The eighth annual Minnesota Book Awards were held at the Minnesota History Center with Don and Arvone Fraser serving as co-hosts for the evening. Awards were presented to books in 17 categories, selected from 70 nominees. The theme of the evening was “Changing Lives” and it was illustrated in readings by four nominees. The Awards celebration culminated Publishers Week – complete with a book publishing fair which looked at new directions in 1996 such as the digital information revolution, “Marketing on the Internet and World Wide Web” and “CD-ROM and on-demand publishing.”
1. Dolly the sheep was born. She wasn’t some baaaah-oring woolen lady; Dolly was the first animal successfully cloned. It took 277 tries to clone her the first time (yes, she lives on)!
2. In 1996, there were two Minnesota Book Award winners in the Younger Children category – one for an author (Daddy Played Music for the Cows, by Maryann N. Weidt) and one for an illustrator (Ellis Island: Doorway to Freedom, illustrated by Karen Ritz).
3. The Motorola StarTAC was released. It was the first flip phone created and was marketed as a “Wearable Cellular Telephone.” It weighed .8 ounces less than iPhone 5.
4. The cities in the titles of the Fantasy & Science Fiction winner, Eagan the Unnatural, by David Prill) and finalist (Oakdale Headcrash, by Bruce Bethke) are 20 miles apart if you take I-494. The books, however, were not about those Minnesota cities.
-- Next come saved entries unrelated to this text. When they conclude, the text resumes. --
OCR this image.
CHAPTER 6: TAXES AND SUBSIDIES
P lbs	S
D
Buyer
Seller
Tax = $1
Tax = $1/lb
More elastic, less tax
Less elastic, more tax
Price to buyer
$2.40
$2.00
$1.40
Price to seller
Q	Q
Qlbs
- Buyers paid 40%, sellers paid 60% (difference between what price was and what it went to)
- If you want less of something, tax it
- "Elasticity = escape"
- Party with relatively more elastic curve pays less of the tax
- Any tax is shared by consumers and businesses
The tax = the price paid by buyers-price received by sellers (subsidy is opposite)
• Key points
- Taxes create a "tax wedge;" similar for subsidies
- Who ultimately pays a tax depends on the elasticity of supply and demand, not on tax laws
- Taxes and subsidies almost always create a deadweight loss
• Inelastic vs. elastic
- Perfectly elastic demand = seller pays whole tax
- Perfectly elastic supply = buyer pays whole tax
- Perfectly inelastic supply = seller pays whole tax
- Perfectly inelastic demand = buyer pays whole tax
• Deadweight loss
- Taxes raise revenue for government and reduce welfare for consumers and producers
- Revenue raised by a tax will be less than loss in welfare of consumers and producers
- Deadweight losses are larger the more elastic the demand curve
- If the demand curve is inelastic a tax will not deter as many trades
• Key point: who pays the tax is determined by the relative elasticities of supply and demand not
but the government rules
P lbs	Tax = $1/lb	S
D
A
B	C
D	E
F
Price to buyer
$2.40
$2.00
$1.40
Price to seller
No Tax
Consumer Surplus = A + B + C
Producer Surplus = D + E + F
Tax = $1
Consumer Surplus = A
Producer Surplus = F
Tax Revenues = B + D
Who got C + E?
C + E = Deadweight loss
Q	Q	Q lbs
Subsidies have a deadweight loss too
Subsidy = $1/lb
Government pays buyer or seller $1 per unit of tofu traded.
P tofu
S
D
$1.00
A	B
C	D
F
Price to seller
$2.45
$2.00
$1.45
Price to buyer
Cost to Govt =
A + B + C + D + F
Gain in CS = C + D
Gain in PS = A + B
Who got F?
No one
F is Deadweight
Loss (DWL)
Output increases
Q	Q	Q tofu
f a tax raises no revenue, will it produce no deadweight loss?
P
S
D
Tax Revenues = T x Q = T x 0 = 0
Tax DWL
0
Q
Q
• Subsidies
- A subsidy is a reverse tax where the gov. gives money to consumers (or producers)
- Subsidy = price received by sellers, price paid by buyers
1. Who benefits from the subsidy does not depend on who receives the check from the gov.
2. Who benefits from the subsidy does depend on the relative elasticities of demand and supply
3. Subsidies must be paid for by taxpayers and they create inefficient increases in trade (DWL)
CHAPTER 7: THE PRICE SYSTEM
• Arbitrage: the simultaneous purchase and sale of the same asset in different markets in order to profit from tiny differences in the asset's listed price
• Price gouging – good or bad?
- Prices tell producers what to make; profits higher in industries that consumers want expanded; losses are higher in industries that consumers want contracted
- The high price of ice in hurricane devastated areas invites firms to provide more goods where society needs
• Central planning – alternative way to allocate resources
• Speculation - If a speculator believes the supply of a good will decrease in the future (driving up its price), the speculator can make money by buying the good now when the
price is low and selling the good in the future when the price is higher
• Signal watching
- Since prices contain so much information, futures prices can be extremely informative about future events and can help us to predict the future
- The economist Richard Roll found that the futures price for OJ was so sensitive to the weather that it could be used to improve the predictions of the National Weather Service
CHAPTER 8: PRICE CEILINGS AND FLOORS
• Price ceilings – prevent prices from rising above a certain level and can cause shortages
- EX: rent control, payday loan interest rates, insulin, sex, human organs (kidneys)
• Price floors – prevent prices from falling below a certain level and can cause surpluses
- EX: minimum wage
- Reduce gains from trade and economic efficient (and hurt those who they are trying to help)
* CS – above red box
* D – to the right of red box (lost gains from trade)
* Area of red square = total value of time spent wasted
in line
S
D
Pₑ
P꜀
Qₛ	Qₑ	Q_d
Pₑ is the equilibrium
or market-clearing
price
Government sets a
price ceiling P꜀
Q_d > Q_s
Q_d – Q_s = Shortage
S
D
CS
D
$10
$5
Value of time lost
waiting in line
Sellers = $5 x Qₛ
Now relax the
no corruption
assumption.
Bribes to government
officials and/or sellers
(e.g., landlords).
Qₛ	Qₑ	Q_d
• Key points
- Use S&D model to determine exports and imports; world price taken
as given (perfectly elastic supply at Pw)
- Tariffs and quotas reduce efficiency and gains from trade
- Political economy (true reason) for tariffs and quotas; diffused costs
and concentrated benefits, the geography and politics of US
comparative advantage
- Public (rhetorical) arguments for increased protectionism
5. 1996 was the year of the “Mount Everest Disaster,” in which eight people died in a two-day period. Seven more died later that spring. In the same year, Göran Kropp from Sweden reached the summit by himself, after bicycling to the mountain base from his homeland.
6. The University of Minnesota Press had four winning books and a finalist: Imagining Home: Writing from the Midwest, edited Mark Vinz and Thom Tammaro; Professor Wellstone Goes to Washington, by Dennis J. McGrath and Dane Smith; A Concise Dictionary of Minnesota Ojibwe, by Earl Nyholm; Minnesota’s Natural Heritage, by John R. Tester; and Minnesota’s Saint Croix River Valley and Anoka Sandplain, by Daniel Wovcha, Barbara C. Delaney, and Gerda E. Nordquist.
7. The Hoover Institution think tank believed global warming was nothing but “hot air” that could provide Americans with “valuable benefits” based on the fact that Americans prefer “less chilly weather” and were willing to pay big bucks for a slight temperature increase.
8. “Tell them I got up and said a few words.”
Paul Gruchow was the 1996 Non-fiction winner with his book Grass Roots: The Universe of Home. He went on to receive two more Minnesota Book Awards, for Boundary Waters: The Grace of the Wild (1998) and Worlds within a World (2000). In 2009, five years after his death, Milkweed Editions reissued his Journal of a Prairie Year.
9. The Minnesota Book Awards Novel & Short Story category had one winner and seven finalists: Ann Lundberg Grunke (winner), Jonis Agee, Anne M. Dunn, Jon Hassler, David Jaynes, Lorna Landvik, Julie Schumacher, David Treuer.
10. Binit Jua, a silver-back gorilla, demonstrated that kindness can take you places. She became world famous when a three-year-old boy fell down into the gorilla enclosure at the Brookfield Zoo in Chicago. Binti Jua protected the unconscious child until human rescuers could arrive.
Is climbing Mount Everest on your bucket list? Was a flip phone on your wish list in 1996? What were you reading in 1996?